Cat's Eye - Margaret Atwood [3]
Lately I’ve caught myself humming out loud, or walking along the street with my mouth slightly open, drooling a little. Only a little; but it may be the thin edge of the wedge, the crack in the wall that will open, later, onto what? What vistas of shining eccentricity, or madness?
There is no one I would ever tell this to, except Cordelia. But which Cordelia? The one I have conjured up, the one with the rolltop boots and the turned-up collar, or the one before, or the one after? There is never only one, of anyone.
If I were to meet Cordelia again, what would I tell her about myself? The truth, or whatever would make me look good?
Probably the latter. I still have that need.
I haven’t seen her for a long time. I wasn’t expecting to see her. But now that I’m back here I can hardly walk down a street without a glimpse of her, turning a corner, entering a door. It goes without saying that these fragments of her—a shoulder, beige, camel’s-hair, the side of a face, the back of a leg—belong to women who, seen whole, are not Cordelia.
I have no idea what she would look like now. Is she fat, have her breasts sagged, does she have little gray hairs at the corners of her mouth? Unlikely: she would pull them out. Does she wear glasses with fashionable frames, has she had her lids lifted, does she streak or tint? All of these things are possible: we’ve both reached that borderline age, that buffer zone in which it can still be believed such tricks will work if you avoid bright sunlight.
I think of Cordelia examining the growing pouches under her eyes, the skin, up close, loosened and crinkled like elbows. She sighs, pats in cream, which is the right kind. Cordelia would know the right kind. She takes stock of her hands, which are shrinking a little, warping a little, as mine are. Gnarling has set in, the withering of the mouth; the outlines of dewlaps are beginning to be visible, down toward the chin, in the dark glass of subway windows. Nobody else notices these things yet, unless they look closely; but Cordelia and I are in the habit of looking closely.
She drops the bath towel, which is green, a muted sea-green to match her eyes, looks over her shoulder, sees in the mirror the dog’s-neck folds of skin above the waist, the buttocks drooping like wattles, and, turning, the dried fern of hair. I think of her in a sweatsuit, sea-green as well, working out in some gym or other, sweating like a pig. I know what she would say about this, about all of this. How we giggled, with repugnance and delight, when we found the wax her older sisters used on their legs, congealed in a little pot, stuck full of bristles. The grotesqueries of the body were always of interest to her.

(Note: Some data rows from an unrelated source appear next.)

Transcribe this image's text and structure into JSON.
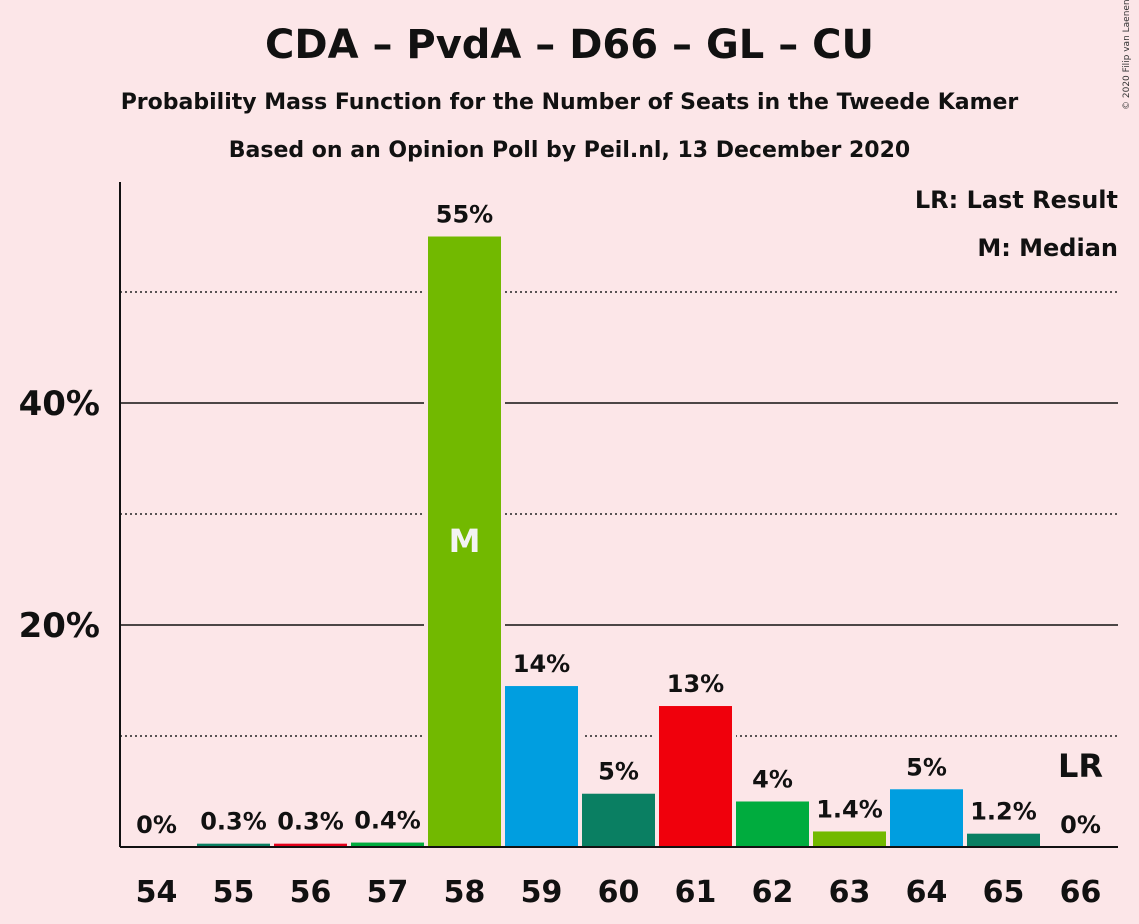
{
  "chart_data": {
    "type": "bar",
    "title": "CDA – PvdA – D66 – GL – CU",
    "subtitle": "Probability Mass Function for the Number of Seats in the Tweede Kamer",
    "subtitle2": "Based on an Opinion Poll by Peil.nl, 13 December 2020",
    "copyright": "© 2020 Filip van Laenen",
    "legend": [
      {
        "label": "LR: Last Result"
      },
      {
        "label": "M: Median"
      }
    ],
    "xlabel": "",
    "ylabel": "",
    "ylim": [
      0,
      60
    ],
    "yticks": [
      {
        "value": 20,
        "label": "20%"
      },
      {
        "value": 40,
        "label": "40%"
      }
    ],
    "dotted_gridlines": [
      10,
      30,
      50
    ],
    "solid_gridlines": [
      20,
      40
    ],
    "bars": [
      {
        "seats": "54",
        "value": 0.0,
        "label": "0%",
        "color": "#0a7f62"
      },
      {
        "seats": "55",
        "value": 0.3,
        "label": "0.3%",
        "color": "#0a7f62"
      },
      {
        "seats": "56",
        "value": 0.3,
        "label": "0.3%",
        "color": "#e3001a"
      },
      {
        "seats": "57",
        "value": 0.4,
        "label": "0.4%",
        "color": "#00ac3e"
      },
      {
        "seats": "58",
        "value": 55.0,
        "label": "55%",
        "color": "#72b900",
        "marker": "M"
      },
      {
        "seats": "59",
        "value": 14.5,
        "label": "14%",
        "color": "#009ee0"
      },
      {
        "seats": "60",
        "value": 4.8,
        "label": "5%",
        "color": "#0a7f62"
      },
      {
        "seats": "61",
        "value": 12.7,
        "label": "13%",
        "color": "#f0000c"
      },
      {
        "seats": "62",
        "value": 4.1,
        "label": "4%",
        "color": "#00ac3e"
      },
      {
        "seats": "63",
        "value": 1.4,
        "label": "1.4%",
        "color": "#72b900"
      },
      {
        "seats": "64",
        "value": 5.2,
        "label": "5%",
        "color": "#009ee0"
      },
      {
        "seats": "65",
        "value": 1.2,
        "label": "1.2%",
        "color": "#0a7f62"
      },
      {
        "seats": "66",
        "value": 0.0,
        "label": "0%",
        "color": "#0a7f62",
        "marker_above": "LR"
      }
    ]
  }
}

I think of encountering her without warning. Perhaps in a worn coat and a knitted hat like a tea cosy, sitting on a curb, with two plastic bags filled with her only possessions, muttering to herself. Cordelia! Don’t you recognize me? I say. And she does, but pretends not to. She gets up and shambles away on swollen feet, old socks poking through the holes in her rubber boots, glancing back over her shoulder.
There’s some satisfaction in that, more in worse things. I watch from a window, or a balcony so I can see better, as some man chases Cordelia along the sidewalk below me, catches up with her, punches her in the ribs—I can’t handle the face—throws her down. But I can’t go any farther.
Better to switch to an oxygen tent. Cordelia is unconscious. I have been summoned, too late, to her hospital bedside. There are flowers, sickly smelling, wilting in a vase, tubes going into her arms and nose, the sound of terminal breathing. I hold her hand. Her face is puffy, white, like an unbaked biscuit, with yellowish circles under the closed eyes. Her eyelids don’t flicker but there’s a faint twitching of her fingers, or do I imagine it? I sit there wondering whether to pull the tubes out of her arms, the plug out of the wall. No brain activity, the doctors say. Am I crying?